Web.com’s Corporate Counsel Jonathan B. Wilson’s book Out of Balance: Prescriptions for Reforming the American Litigation System takes a less radical approach to reforming how we address our clients’ dilemmas, including advocating for arbitration, mediation and a number of other alternatives.

Thomas Barton, who teaches creative problem solving and preventive law at The Center for Creative Problem Solving at California Western School of Law in San Diego, extols creative legal problem solving not only for the satisfaction it gives the client, but also for the effect it has on the lawyer involved: it feels great to do creative work that really resolves the dilemma. See www.cwsl.edu/cps According to Barton, there are two major steps involved: expanding the context of the problem so that all the dimensions are exposed, and building a larger repertoire for resolution, which includes being open to whatever constitutes “success” in the client’s mind.

Malcolm Gladwell’s book Blink cites research that shows that doctors who are viewed as a valued resource and are able to build a trusted relationship with their patients are not sued –even if they have committed malpractice.

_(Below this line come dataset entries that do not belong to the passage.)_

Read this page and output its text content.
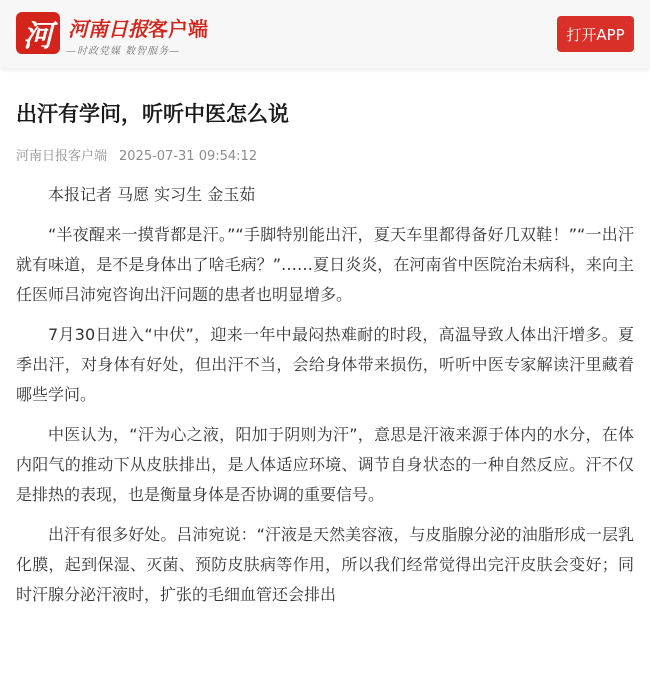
河 河南日报客户端
—时政党媒 数智服务—
打开APP
出汗有学问，听听中医怎么说
河南日报客户端 2025-07-31 09:54:12
本报记者 马愿 实习生 金玉茹

“半夜醒来一摸背都是汗。”“手脚特别能出汗，夏天车里都得备好几双鞋！”“一出汗就有味道，是不是身体出了啥毛病？”……夏日炎炎，在河南省中医院治未病科，来向主任医师吕沛宛咨询出汗问题的患者也明显增多。

7月30日进入“中伏”，迎来一年中最闷热难耐的时段，高温导致人体出汗增多。夏季出汗，对身体有好处，但出汗不当，会给身体带来损伤，听听中医专家解读汗里藏着哪些学问。

中医认为，“汗为心之液，阳加于阴则为汗”，意思是汗液来源于体内的水分，在体内阳气的推动下从皮肤排出，是人体适应环境、调节自身状态的一种自然反应。汗不仅是排热的表现，也是衡量身体是否协调的重要信号。

出汗有很多好处。吕沛宛说：“汗液是天然美容液，与皮脂腺分泌的油脂形成一层乳化膜，起到保湿、灭菌、预防皮肤病等作用，所以我们经常觉得出完汗皮肤会变好；同时汗腺分泌汗液时，扩张的毛细血管还会排出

While admittedly a subjective standard, shouldn’t lawyers be aiming for that same type of relationship with their clients? The one that makes them “right” no matter what their advice is?

Changing Lawyers by Changing Law Schools: Real-Life Client Contact

Christopher Columbus Langdell, first dean of Harvard Law School in 1870, formalized what is now classic legal education, pioneering the use of the Socratic method and a course of study driven by reading appellate court decisions. But “the world of law has changed,” Harvard Law School’s Dean Elena Kagan recently announced, and so finally has Harvard’s curriculum. This year first year law students will be required to take a new course, among others, on legal problem solving, i.e., resolving clients’ dilemmas rather than simply analyzing abstract legal issues. Other law schools, including Stanford and Northwestern, have incorporated similar programs into their curriculum. 

A recent survey conducted by Pace University School of Law of midsize law firms in New York, Connecticut and New Jersey asked firms to name a law school with the ideal curriculum. Nearly 60% couldn’t identify even one. About a quarter of the firms cited the greatest weakness of law school graduates as a lack of real-world experience. Over 20% of the firms polled felt that law school curriculum should include some clinical experience.

“You can get a J.D. without having any connection with a client,” said Mark Heyrman, director of clinical programs at the University of Chicago Law School. “No medical student could graduate without at least having some patient contact.”

The clinical component of law school education is expanding. And there are external prods. The American Bar Association now requires accredited law schools to offer “real-life practice experiences.” Some state bars are also mandating certain client training before associates can interact with clients. And, as pointed out in an earlier blog note, corporate clients may designate how senior an associate has to be before working on their matters.